Des journaux privés algériens fustigeaient samedi les déclarations de responsables du parti UMP, au pouvoir en France, qui ont vivement critiqué les experts du Comité pour l'élimination de la discrimination raciale de l'ONU (CERD), dont un Algérien est membre.

"Paris au banc des accusés", écrit El Watan qui estime que "le climat détestable qui règne dans l'Hexagone ces dernières semaines inquiète la presse internationale mais aussi les institutions".

Le CERD, composé de 18 experts de différents pays, a dénoncé cette semaine un "manque de volonté politique" en France face à une "recrudescence" des actes racistes et xénophobes.Ses membres ont aussi critiqué les récentes déclarations du président Nicolas Sarkozy sur les Roms ainsi que le projet de déchoir de la nationalité française certains criminels d'origine étrangère.

"A court d'argument, les représentants du parti de Sarkozy croient avoir trouvé la parade en mettant en avant la situation des droits de l'homme dans les pays dont sont originaires certains des experts du CERD", affirme le Quotidien d'Oran.

"On focalise ainsi sur la nationalité de certains des 18 experts du CERD dont l'Algérien Noureddine Amir, le Russe Alexei S. Avtonomov, le Pakistanais M. Kemal Anwar (président), le Roumain Ion Diaconu ou le Turc Gün Kut".Mais "la parade est très mauvaise même si effectivement la situation des droits de l'homme dans les pays cités est critiquable", ajoute le journal.

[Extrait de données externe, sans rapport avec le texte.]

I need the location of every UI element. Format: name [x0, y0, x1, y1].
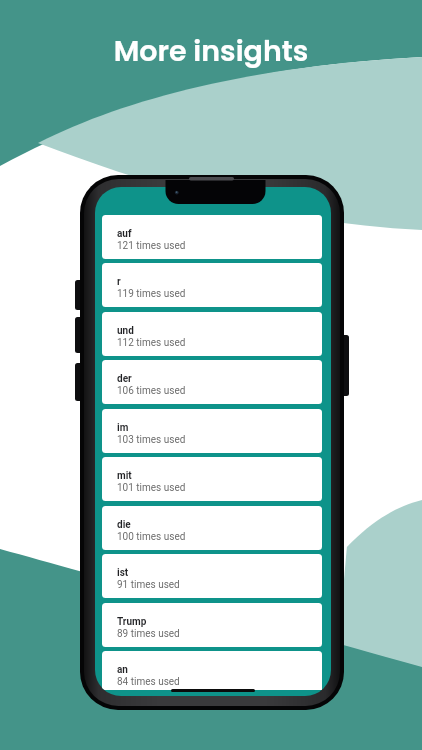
staticText: 112 times used [117, 337, 186, 349]
staticText: die [117, 519, 131, 531]
button[interactable]: r [102, 263, 322, 307]
staticText: 103 times used [117, 434, 186, 446]
staticText: mit [117, 470, 132, 482]
staticText: 84 times used [117, 676, 180, 688]
staticText: 101 times used [117, 482, 186, 494]
button[interactable]: an [102, 651, 322, 690]
button[interactable]: ist [102, 554, 322, 598]
staticText: 91 times used [117, 579, 180, 591]
staticText: und [117, 325, 134, 337]
staticText: an [117, 664, 128, 676]
button[interactable]: im [102, 409, 322, 453]
staticText: auf [117, 228, 132, 240]
staticText: 119 times used [117, 288, 186, 300]
staticText: 121 times used [117, 240, 186, 252]
staticText: Trump [117, 616, 147, 628]
staticText: r [117, 276, 121, 288]
staticText: More insights [0, 31, 422, 71]
button[interactable]: der [102, 360, 322, 404]
button[interactable]: mit [102, 457, 322, 501]
staticText: im [117, 422, 129, 434]
button[interactable]: die [102, 506, 322, 550]
button[interactable]: und [102, 312, 322, 356]
button[interactable]: Trump [102, 603, 322, 647]
button[interactable]: auf [102, 215, 322, 259]
staticText: ist [117, 567, 129, 579]
staticText: 89 times used [117, 628, 180, 640]
staticText: 106 times used [117, 385, 186, 397]
staticText: 100 times used [117, 531, 186, 543]
staticText: der [117, 373, 132, 385]
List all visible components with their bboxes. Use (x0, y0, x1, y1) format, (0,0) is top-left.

"Même en supposant que les experts cités par les représentants de la droite française en cours de lepénisation ne seraient pas de bonne foi, il faudra aussi souligner que dans ce comité figurent, outre un Français, nombre de pays +amis+ dont un Indien, un Brésilien, un Britannique, une Irlandaise et un Américain", précise-t-il.

Les déclarations des responsables de l'UMP "pourraient à l'avenir poser problème à Nicolas Sarkozy", estime pour sa part Le Jour d'Algérie.

"Car si celui-ci (...) remet en cause la légitimité onusienne, il lui sera difficile de l'imposer aux autres", alors qu'il cherche "par tous les moyens à s'imposer sur la scène politique internationale".